Now with Titans (+miras?) are we entering the dvd era? Maybe. Learning context on the fly (memorizing at test time) is so much more efficient, it would be natural to call it a generational shift, but there is so much in the works right now with the promise of taking us further, this all might end up looking like the blip that beta vs vhs was. If current gen OpenAI type approaches somehow own the next 5-10 years then Titans, etc as Betamax starts to really fit - the shittier tech got and kept mass adoption. I don’t think that’s going to happen, but who knows.

Taking the analogy to present - who in the vhs or even earlier dvd days could imagine ubiquitous 4k+ vod? Who could have stood in a blockbuster in 2006 and knew that in less than 20 years all these stores and all these dvds would be a distant memory, completely usurped and transformed? Innovation of home video had a fraction of the capital being thrown at it that AI/ML has being thrown at it today. I would expect transformative generational shifts the likes of reel to cassette to optical to happen in fractions of the time they happened to home video. And beta/vhs type wars to begin and end in near realtime.

The mass adoption and societal transformation at the hands of AI/ML is just beginning. There is so. much. more. to. come. In 2030 we will look back at the state of AI in December 2025 and think “how quaint”, much the same as how we think of a circa 2006 busy Blockbuster.
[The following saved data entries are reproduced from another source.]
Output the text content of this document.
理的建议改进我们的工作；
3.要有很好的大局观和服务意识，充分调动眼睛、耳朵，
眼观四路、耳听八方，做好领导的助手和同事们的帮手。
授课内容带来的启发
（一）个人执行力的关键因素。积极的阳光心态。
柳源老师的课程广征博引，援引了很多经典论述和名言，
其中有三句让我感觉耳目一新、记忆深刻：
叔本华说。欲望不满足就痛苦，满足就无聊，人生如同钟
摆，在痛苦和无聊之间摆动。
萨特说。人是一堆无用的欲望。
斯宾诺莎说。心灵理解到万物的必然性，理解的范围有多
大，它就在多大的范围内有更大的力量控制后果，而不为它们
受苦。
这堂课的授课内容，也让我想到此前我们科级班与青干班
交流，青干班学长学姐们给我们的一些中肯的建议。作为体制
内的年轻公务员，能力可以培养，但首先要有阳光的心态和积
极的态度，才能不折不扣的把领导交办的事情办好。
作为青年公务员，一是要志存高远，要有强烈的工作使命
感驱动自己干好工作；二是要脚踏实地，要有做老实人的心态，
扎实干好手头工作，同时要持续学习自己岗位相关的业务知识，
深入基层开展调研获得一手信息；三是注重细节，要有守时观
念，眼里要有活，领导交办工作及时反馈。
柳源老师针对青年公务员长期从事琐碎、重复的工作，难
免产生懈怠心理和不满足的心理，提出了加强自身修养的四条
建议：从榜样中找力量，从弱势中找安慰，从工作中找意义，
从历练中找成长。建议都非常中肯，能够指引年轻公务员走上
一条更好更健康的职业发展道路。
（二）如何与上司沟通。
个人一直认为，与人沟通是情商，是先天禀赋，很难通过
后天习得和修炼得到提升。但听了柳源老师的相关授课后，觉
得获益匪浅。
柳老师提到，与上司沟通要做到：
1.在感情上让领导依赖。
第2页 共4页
Vhs came out in 76, blockbuster started in 85 (we went to video stores well before that when I was a kid), dvd in 95. I remember the sopranos making a joke about how dvd was barely taking off, they started in 99. Lets call it VHS had a run from 80 to 99, that's 19 years. The iphone launched in 2007, when did mobile become huge or inseprable from doing life (by force by so many apps), probbably in the pandemic.

I wouldn't say VHS was a blip. It was the recorded half video of media for almost 20 years.

I agree with the rest of what you said.

I'll say that the differences in the AI you're talking about today might be like the differences between VAX, PC JR, and the Lisa. All things before computing went main stream. I do think things go mainstream from tech a lot faster these days, people don't want to miss out.

I don't know where I'm going with this, I'm reading and replying to HN while watching the late night NFL game in an airport lounge.